= William Brownie Garden =

Scottish inventor and entrepreneur

William Brownie Garden (December 2, 1869 – 1960) was a Scottish inventor and entrepreneur. He is probably best known for his invention of the "revolving blackboard". Up until his death at age 90, in 1960, the ‘Inventor’ still worked at his own bench in the factory, from which came innovations like an improved saw which cut ten times quicker than any other, and an eight-wheeled car for faster cornering. For relaxation he produced scores of beautifully carved walking sticks, which he presented free to the older townspeople. His mind roamed the entire mechanical firmament.

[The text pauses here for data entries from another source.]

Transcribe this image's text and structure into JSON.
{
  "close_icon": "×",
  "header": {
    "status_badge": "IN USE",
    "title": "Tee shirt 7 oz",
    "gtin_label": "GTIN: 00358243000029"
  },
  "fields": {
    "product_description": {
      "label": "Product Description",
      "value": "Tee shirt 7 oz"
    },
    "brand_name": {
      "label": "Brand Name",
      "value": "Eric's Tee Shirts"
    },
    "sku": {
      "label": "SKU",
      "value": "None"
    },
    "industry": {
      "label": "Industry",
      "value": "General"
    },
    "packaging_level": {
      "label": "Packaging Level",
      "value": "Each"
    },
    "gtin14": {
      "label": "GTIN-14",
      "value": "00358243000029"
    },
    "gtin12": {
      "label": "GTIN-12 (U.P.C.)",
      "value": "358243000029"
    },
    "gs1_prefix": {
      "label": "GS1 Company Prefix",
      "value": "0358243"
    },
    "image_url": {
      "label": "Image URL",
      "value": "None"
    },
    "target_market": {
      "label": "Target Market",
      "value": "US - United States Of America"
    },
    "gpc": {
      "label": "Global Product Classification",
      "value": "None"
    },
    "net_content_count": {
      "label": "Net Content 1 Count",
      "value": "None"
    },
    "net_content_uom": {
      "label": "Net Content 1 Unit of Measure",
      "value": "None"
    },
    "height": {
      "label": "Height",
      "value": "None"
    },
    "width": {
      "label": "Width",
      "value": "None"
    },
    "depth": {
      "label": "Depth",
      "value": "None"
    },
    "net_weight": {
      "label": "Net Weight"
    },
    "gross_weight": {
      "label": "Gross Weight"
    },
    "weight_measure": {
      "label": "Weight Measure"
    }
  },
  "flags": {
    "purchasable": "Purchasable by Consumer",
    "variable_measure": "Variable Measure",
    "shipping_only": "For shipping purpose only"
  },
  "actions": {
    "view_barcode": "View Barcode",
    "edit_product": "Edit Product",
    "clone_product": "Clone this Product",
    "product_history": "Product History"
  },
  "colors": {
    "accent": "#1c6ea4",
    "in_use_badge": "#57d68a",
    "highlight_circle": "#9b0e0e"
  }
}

He was a dreamer with the most practical of brains, who, even in his youth, foresaw the future by drawing tentative plans for a vertical take-off aero engine.

‘Wullie Gairden’ as he was known locally had six children, two sons and four daughters of which two sons William and John and daughter Mary joined the firm. As well as being a Master Joiner he was a genius for invention.

== Business ==
William Brownie Garden was a Master Joiner and in 1904 he set up his own joinery business. His company, Wilson & Garden, Ltd., was founded in Kilsyth, Scotland. The main product was the rollerboard.

Wilson & Garden became a limited company in 1923 as ‘Builders and Joiners’. At this time they were also the local undertakers. As the demand for the roller boards increased in the early 1950s the focus of the company switched from property building to the manufacture of the roller boards and by the late 1950s the building side ceased altogether.

The company was taken over by Ultralon Holdings in 2005. In 2008 the company became Spaceright Europe, Ltd.

== Inventions ==
=== Infinitely variable gear box ===
In 1955 he decided that cars didn't need a clutch, a gear lever, or brakes, and took out a provisional patent on what he described as his ‘Infinitely variable gear Box’. Motor engineers, who checked the plans, pronounced the invention foolproof and gave their opinion that it could be mass-produced quite cheaply.

The method was that, on the movement of a lever, the car would glide away from rest to full speed. Moving the lever back would bring the car to a halt, the engine acting as a brake; the lever moved further back would put the car in reverse.

=== Skid proofing vehicles ===
At one time he set his mind to the problem of combating the hazards of driving on icy roads, and patented a device to make vehicles skid proof. It was fitted to one of the firm's Lorries and tried out on the severest of days. It was a complete success, the vehicle just refused to lose adhesion, but having proved his point, his interest waned and the project wasn't pursued. Having successfully solved one problem, he couldn't wait to get to the next.

=== Totalisator ===
Around 1929 another of his inventions was the ‘Totalisator’ for racetracks. This ‘Tote’ was an automatic system for registering bets, and working out the odds on winners according to the extent to which they have been backed. Tickets for bets in variable amounts are issued, and after percentage deductions for expenses, the total sum received is divided among the backers of winning or placed horses, in accordance with the odds offered.

=== Revolving Blackboard ===
Perhaps his most practical invention was the Revolving Surface Writing Board, or rollerboard, in 1911.

Originally instigated by Mr. McCubbin the rector of Kilsyth Academy, who had drawn ‘Wullie Gairden’s attention to the limitations of the old slate blackboard with its necessity for constant cleaning. Small teachers had to stand on boxes to reach the top of the slate board and tall teachers had to stoop to reach the bottom of the board. “Couldn’t you do something about that?” he asked, and the challenge was enough for him.

Using the roller towel principle, and substituting a specially treated fabric for slate, the first of the now internationally known revolving boards was created. The original prototype is still in use today.

The largest board of all is in Oxford University in the Clarendon Laboratory, a giant over 20 feet high.